A aprovação baseou-se em um estudo publicado em setembro de 2025 na The Lancet, com jovens de 10 a 17 anos. O ensaio mostrou redução da hemoglobina glicada em 30 semanas e baixa taxa de descontinuação por efeitos adversos gastrointestinais.
No Brasil, outros medicamentos já usados para diabetes tipo 2 em crianças são Victoza, Lirux, Saxenda, Olire, Wegovy e Poviztra, com faixas etárias variando entre 10 e 12 anos, conforme o fabricante.
Contexto clínico e dados de uso
Dados do SNGPC, obtidos pela Folha, indicam que, em janeiro de 2026, foram vendidas 3.385 caixas de analgados GLP-1 para crianças e adolescentes até 18 anos, entre milhares de caixas vendidas no total. A distribuição mostra acesso ainda restrito a esse grupo.

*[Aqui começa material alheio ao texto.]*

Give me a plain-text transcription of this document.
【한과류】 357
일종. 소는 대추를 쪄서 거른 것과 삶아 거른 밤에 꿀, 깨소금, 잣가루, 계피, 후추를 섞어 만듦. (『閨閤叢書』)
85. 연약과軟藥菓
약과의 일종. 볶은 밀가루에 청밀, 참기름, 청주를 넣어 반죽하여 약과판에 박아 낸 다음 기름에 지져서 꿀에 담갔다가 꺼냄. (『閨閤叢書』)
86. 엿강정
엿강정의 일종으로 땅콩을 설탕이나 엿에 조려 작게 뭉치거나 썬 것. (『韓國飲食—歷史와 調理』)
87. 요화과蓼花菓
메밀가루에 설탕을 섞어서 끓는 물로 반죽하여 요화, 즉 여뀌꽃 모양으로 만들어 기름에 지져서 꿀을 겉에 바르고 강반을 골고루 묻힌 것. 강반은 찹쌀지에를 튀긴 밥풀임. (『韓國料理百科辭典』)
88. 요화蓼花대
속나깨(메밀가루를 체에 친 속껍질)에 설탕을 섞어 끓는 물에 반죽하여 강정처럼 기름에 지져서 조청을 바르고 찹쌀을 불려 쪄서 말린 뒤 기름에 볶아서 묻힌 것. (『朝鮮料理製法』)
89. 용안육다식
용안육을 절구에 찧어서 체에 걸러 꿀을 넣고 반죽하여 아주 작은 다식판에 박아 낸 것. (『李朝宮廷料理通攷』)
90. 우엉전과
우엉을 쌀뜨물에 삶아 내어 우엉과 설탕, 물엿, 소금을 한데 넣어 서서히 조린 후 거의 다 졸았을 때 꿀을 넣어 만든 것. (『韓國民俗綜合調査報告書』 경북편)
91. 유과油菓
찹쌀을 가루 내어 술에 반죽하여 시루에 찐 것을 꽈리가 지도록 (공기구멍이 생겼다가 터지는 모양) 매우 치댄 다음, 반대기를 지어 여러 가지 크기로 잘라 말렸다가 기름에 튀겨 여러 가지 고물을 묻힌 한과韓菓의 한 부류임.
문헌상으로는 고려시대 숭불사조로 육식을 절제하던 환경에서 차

Ao todo, o mercado de GLP-1 envolve uso fora da faixa etária indicada, com 2.542 caixas vendidas para pessoas acima de idade não recomendada; o Mounjaro respondeu por 1.240 dessas vendas no mesmo período.
Implicações e cautelas
O diagnóstico de diabetes tipo 2 em menores pode estar relacionado à obesidade infantil, que afeta uma parcela significativa da população. A aprovação para Mounjaro restringe-se ao diabetes tipo 2, sem indicação de uso para controle de peso em menores. A Eli Lilly não incentiva uso off-label.
Preocupações também envolvem possível impacto hormonal, com efeitos sobre digestão, hormônios, menstruação e osteoporose. O monitoramento clínico é enfatizado para acompanhar crescimento, desenvolvimento hormonal e resposta ao tratamento.